Velocidad de obturación y su relación con la apertura
En modo manual, equilibra apertura y velocidad de obturación para una exposición perfecta. Una velocidad rápida cierra la apertura más pronto (menos luz); una lenta, la mantiene abierta más tiempo (más luz). Cada parada duplica o reduce la luz a la mitad.

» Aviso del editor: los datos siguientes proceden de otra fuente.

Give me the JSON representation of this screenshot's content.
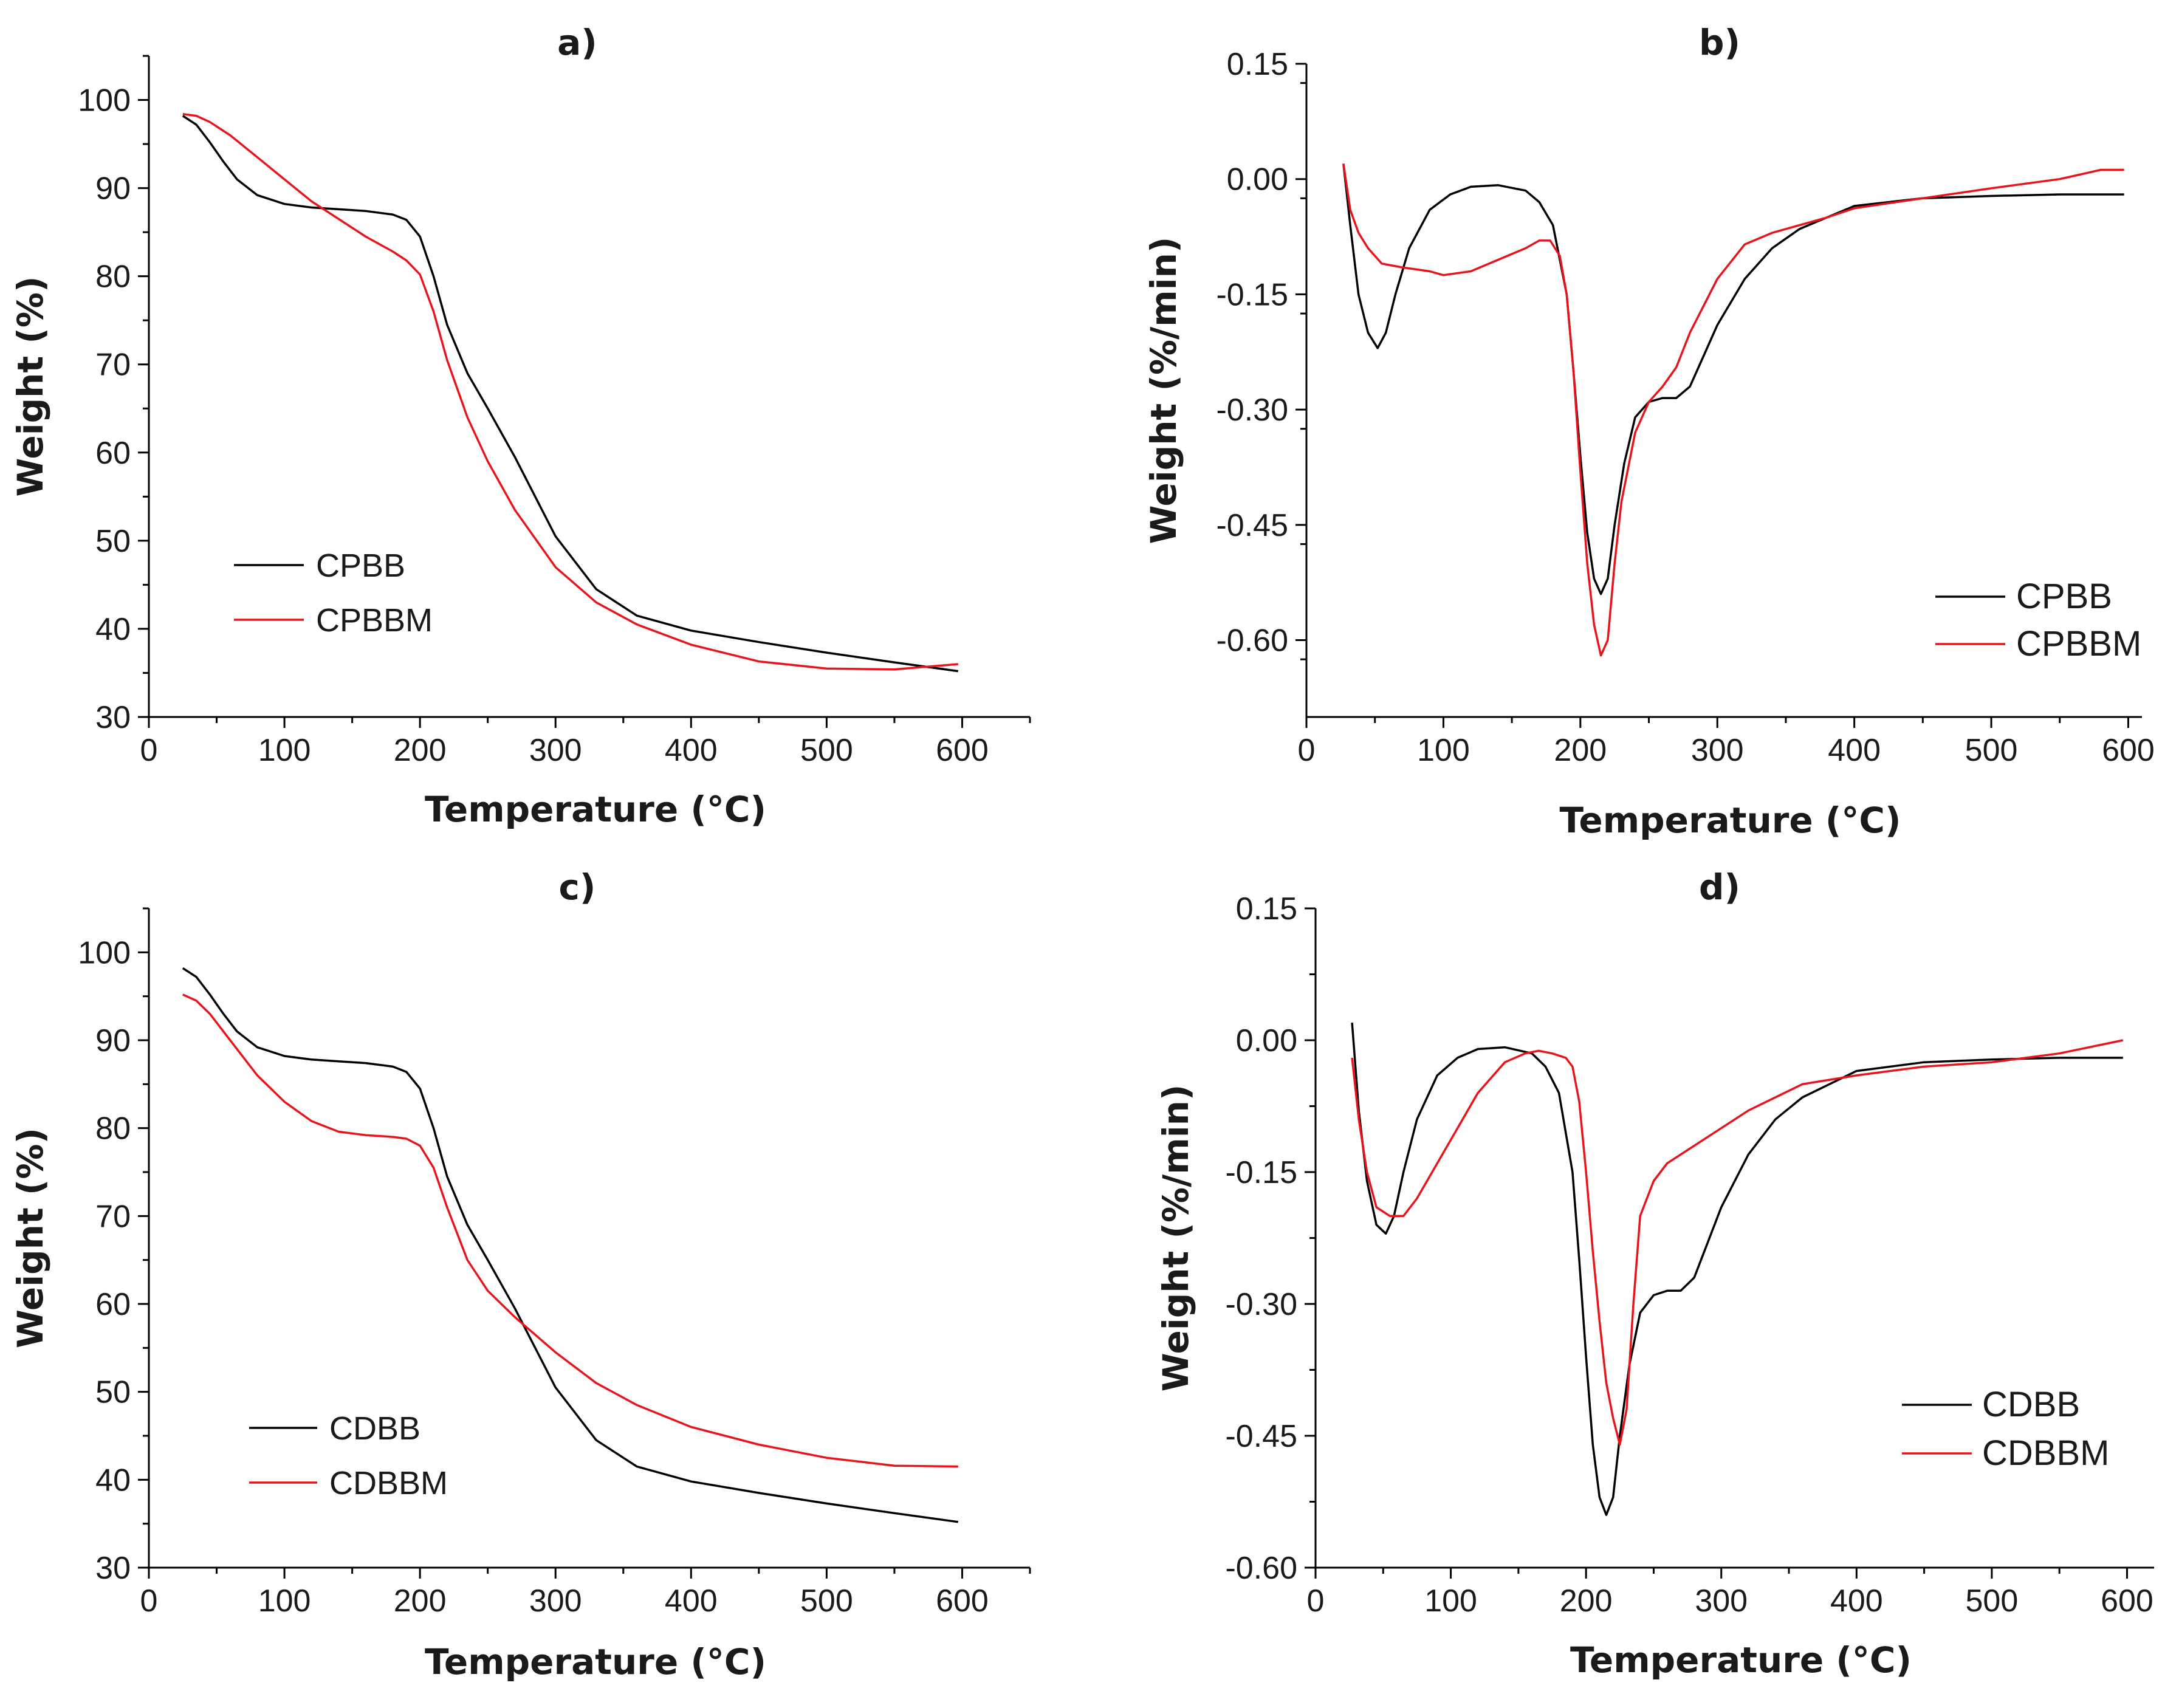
{
  "chart_data": [
    {
      "id": "a",
      "type": "line",
      "title": "a)",
      "xlabel": "Temperature (°C)",
      "ylabel": "Weight (%)",
      "xlim": [
        0,
        650
      ],
      "ylim": [
        30,
        105
      ],
      "xticks": [
        0,
        100,
        200,
        300,
        400,
        500,
        600
      ],
      "xtick_labels": [
        "0",
        "100",
        "200",
        "300",
        "400",
        "500",
        "600"
      ],
      "yticks": [
        30,
        40,
        50,
        60,
        70,
        80,
        90,
        100
      ],
      "ytick_labels": [
        "30",
        "40",
        "50",
        "60",
        "70",
        "80",
        "90",
        "100"
      ],
      "legend": "lower-left",
      "series": [
        {
          "name": "CPBB",
          "color": "#000000",
          "x": [
            25,
            35,
            45,
            55,
            65,
            80,
            100,
            120,
            140,
            160,
            180,
            190,
            200,
            210,
            220,
            235,
            250,
            270,
            300,
            330,
            360,
            400,
            450,
            500,
            550,
            597
          ],
          "y": [
            98.2,
            97.2,
            95.2,
            93.0,
            91.0,
            89.2,
            88.2,
            87.8,
            87.6,
            87.4,
            87.0,
            86.4,
            84.5,
            80.0,
            74.5,
            69.0,
            65.0,
            59.5,
            50.5,
            44.5,
            41.5,
            39.8,
            38.5,
            37.3,
            36.2,
            35.2
          ]
        },
        {
          "name": "CPBBM",
          "color": "#e8141c",
          "x": [
            25,
            35,
            45,
            60,
            80,
            100,
            120,
            140,
            160,
            180,
            190,
            200,
            210,
            220,
            235,
            250,
            270,
            300,
            330,
            360,
            400,
            450,
            500,
            550,
            597
          ],
          "y": [
            98.4,
            98.2,
            97.5,
            96.0,
            93.5,
            91.0,
            88.5,
            86.5,
            84.5,
            82.8,
            81.8,
            80.2,
            76.0,
            70.5,
            64.0,
            59.0,
            53.5,
            47.0,
            43.0,
            40.5,
            38.2,
            36.3,
            35.5,
            35.4,
            36.0
          ]
        }
      ]
    },
    {
      "id": "b",
      "type": "line",
      "title": "b)",
      "xlabel": "Temperature (°C)",
      "ylabel": "Weight (%/min)",
      "xlim": [
        0,
        610
      ],
      "ylim": [
        -0.7,
        0.15
      ],
      "xticks": [
        0,
        100,
        200,
        300,
        400,
        500,
        600
      ],
      "xtick_labels": [
        "0",
        "100",
        "200",
        "300",
        "400",
        "500",
        "600"
      ],
      "yticks": [
        0.15,
        0.0,
        -0.15,
        -0.3,
        -0.45,
        -0.6
      ],
      "ytick_labels": [
        "0.15",
        "0.00",
        "-0.15",
        "-0.30",
        "-0.45",
        "-0.60"
      ],
      "legend": "lower-right",
      "series": [
        {
          "name": "CPBB",
          "color": "#000000",
          "x": [
            27,
            32,
            38,
            45,
            52,
            58,
            65,
            75,
            90,
            105,
            120,
            140,
            160,
            170,
            180,
            190,
            195,
            200,
            205,
            210,
            215,
            220,
            225,
            232,
            240,
            250,
            260,
            270,
            280,
            290,
            300,
            320,
            340,
            360,
            380,
            400,
            450,
            500,
            550,
            597
          ],
          "y": [
            0.02,
            -0.06,
            -0.15,
            -0.2,
            -0.22,
            -0.2,
            -0.15,
            -0.09,
            -0.04,
            -0.02,
            -0.01,
            -0.008,
            -0.015,
            -0.03,
            -0.06,
            -0.15,
            -0.25,
            -0.36,
            -0.46,
            -0.52,
            -0.54,
            -0.52,
            -0.45,
            -0.37,
            -0.31,
            -0.29,
            -0.285,
            -0.285,
            -0.27,
            -0.23,
            -0.19,
            -0.13,
            -0.09,
            -0.065,
            -0.05,
            -0.035,
            -0.025,
            -0.022,
            -0.02,
            -0.02
          ]
        },
        {
          "name": "CPBBM",
          "color": "#e8141c",
          "x": [
            27,
            32,
            38,
            45,
            55,
            70,
            90,
            100,
            120,
            140,
            160,
            170,
            178,
            185,
            190,
            195,
            200,
            205,
            210,
            215,
            220,
            225,
            230,
            240,
            250,
            260,
            270,
            280,
            300,
            320,
            340,
            360,
            380,
            400,
            450,
            500,
            550,
            580,
            597
          ],
          "y": [
            0.02,
            -0.04,
            -0.07,
            -0.09,
            -0.11,
            -0.115,
            -0.12,
            -0.125,
            -0.12,
            -0.105,
            -0.09,
            -0.08,
            -0.08,
            -0.1,
            -0.15,
            -0.25,
            -0.38,
            -0.5,
            -0.58,
            -0.62,
            -0.6,
            -0.5,
            -0.42,
            -0.33,
            -0.29,
            -0.27,
            -0.245,
            -0.2,
            -0.13,
            -0.085,
            -0.07,
            -0.06,
            -0.05,
            -0.038,
            -0.025,
            -0.012,
            0.0,
            0.012,
            0.012
          ]
        }
      ]
    },
    {
      "id": "c",
      "type": "line",
      "title": "c)",
      "xlabel": "Temperature (°C)",
      "ylabel": "Weight (%)",
      "xlim": [
        0,
        650
      ],
      "ylim": [
        30,
        105
      ],
      "xticks": [
        0,
        100,
        200,
        300,
        400,
        500,
        600
      ],
      "xtick_labels": [
        "0",
        "100",
        "200",
        "300",
        "400",
        "500",
        "600"
      ],
      "yticks": [
        30,
        40,
        50,
        60,
        70,
        80,
        90,
        100
      ],
      "ytick_labels": [
        "30",
        "40",
        "50",
        "60",
        "70",
        "80",
        "90",
        "100"
      ],
      "legend": "lower-left",
      "series": [
        {
          "name": "CDBB",
          "color": "#000000",
          "x": [
            25,
            35,
            45,
            55,
            65,
            80,
            100,
            120,
            140,
            160,
            180,
            190,
            200,
            210,
            220,
            235,
            250,
            270,
            300,
            330,
            360,
            400,
            450,
            500,
            550,
            597
          ],
          "y": [
            98.2,
            97.2,
            95.2,
            93.0,
            91.0,
            89.2,
            88.2,
            87.8,
            87.6,
            87.4,
            87.0,
            86.4,
            84.5,
            80.0,
            74.5,
            69.0,
            65.0,
            59.5,
            50.5,
            44.5,
            41.5,
            39.8,
            38.5,
            37.3,
            36.2,
            35.2
          ]
        },
        {
          "name": "CDBBM",
          "color": "#e8141c",
          "x": [
            25,
            35,
            45,
            60,
            80,
            100,
            120,
            140,
            160,
            180,
            190,
            200,
            210,
            220,
            235,
            250,
            270,
            300,
            330,
            360,
            400,
            450,
            500,
            550,
            597
          ],
          "y": [
            95.2,
            94.5,
            93.0,
            90.0,
            86.0,
            83.0,
            80.8,
            79.6,
            79.2,
            79.0,
            78.8,
            78.0,
            75.5,
            71.0,
            65.0,
            61.5,
            58.5,
            54.5,
            51.0,
            48.5,
            46.0,
            44.0,
            42.5,
            41.6,
            41.5
          ]
        }
      ]
    },
    {
      "id": "d",
      "type": "line",
      "title": "d)",
      "xlabel": "Temperature (°C)",
      "ylabel": "Weight (%/min)",
      "xlim": [
        0,
        620
      ],
      "ylim": [
        -0.6,
        0.15
      ],
      "xticks": [
        0,
        100,
        200,
        300,
        400,
        500,
        600
      ],
      "xtick_labels": [
        "0",
        "100",
        "200",
        "300",
        "400",
        "500",
        "600"
      ],
      "yticks": [
        0.15,
        0.0,
        -0.15,
        -0.3,
        -0.45,
        -0.6
      ],
      "ytick_labels": [
        "0.15",
        "0.00",
        "-0.15",
        "-0.30",
        "-0.45",
        "-0.60"
      ],
      "legend": "lower-right",
      "series": [
        {
          "name": "CDBB",
          "color": "#000000",
          "x": [
            27,
            32,
            38,
            45,
            52,
            58,
            65,
            75,
            90,
            105,
            120,
            140,
            160,
            170,
            180,
            190,
            195,
            200,
            205,
            210,
            215,
            220,
            225,
            232,
            240,
            250,
            260,
            270,
            280,
            290,
            300,
            320,
            340,
            360,
            380,
            400,
            450,
            500,
            550,
            597
          ],
          "y": [
            0.02,
            -0.08,
            -0.16,
            -0.21,
            -0.22,
            -0.2,
            -0.15,
            -0.09,
            -0.04,
            -0.02,
            -0.01,
            -0.008,
            -0.015,
            -0.03,
            -0.06,
            -0.15,
            -0.25,
            -0.36,
            -0.46,
            -0.52,
            -0.54,
            -0.52,
            -0.45,
            -0.37,
            -0.31,
            -0.29,
            -0.285,
            -0.285,
            -0.27,
            -0.23,
            -0.19,
            -0.13,
            -0.09,
            -0.065,
            -0.05,
            -0.035,
            -0.025,
            -0.022,
            -0.02,
            -0.02
          ]
        },
        {
          "name": "CDBBM",
          "color": "#e8141c",
          "x": [
            27,
            32,
            38,
            45,
            55,
            65,
            75,
            90,
            105,
            120,
            140,
            155,
            165,
            175,
            185,
            190,
            195,
            200,
            205,
            210,
            215,
            220,
            225,
            230,
            235,
            240,
            250,
            260,
            280,
            300,
            320,
            340,
            360,
            380,
            400,
            450,
            500,
            550,
            597
          ],
          "y": [
            -0.02,
            -0.09,
            -0.15,
            -0.19,
            -0.2,
            -0.2,
            -0.18,
            -0.14,
            -0.1,
            -0.06,
            -0.025,
            -0.015,
            -0.012,
            -0.015,
            -0.02,
            -0.03,
            -0.07,
            -0.15,
            -0.24,
            -0.32,
            -0.39,
            -0.43,
            -0.46,
            -0.42,
            -0.3,
            -0.2,
            -0.16,
            -0.14,
            -0.12,
            -0.1,
            -0.08,
            -0.065,
            -0.05,
            -0.045,
            -0.04,
            -0.03,
            -0.025,
            -0.015,
            0.0
          ]
        }
      ]
    }
  ]
}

Apertura amplia con obturación lenta capta mucha luz, ideal para brillo. Usa 1/60 s como base para fotos estables; más lento requiere trípode.
Para simplicidad, elige modo de prioridad de apertura (A o Av): la cámara ajusta la velocidad automáticamente.
Configuración básica de apertura
En cámaras SLR, ajusta el anillo del objetivo. En digitales, usa modo A (prioridad de apertura) o M (manual).
Los f-stops miden la apertura: f/2.8 (abierta, más luz), f/16 (cerrada, menos luz). Número bajo = apertura grande; alto = pequeña.
La apertura afecta la profundidad de campo: f alto (ej. f/16) enfoca desde cerca hasta lejos (paisajes); f bajo (ej. f/2.8) desenfoca fondos (retratos).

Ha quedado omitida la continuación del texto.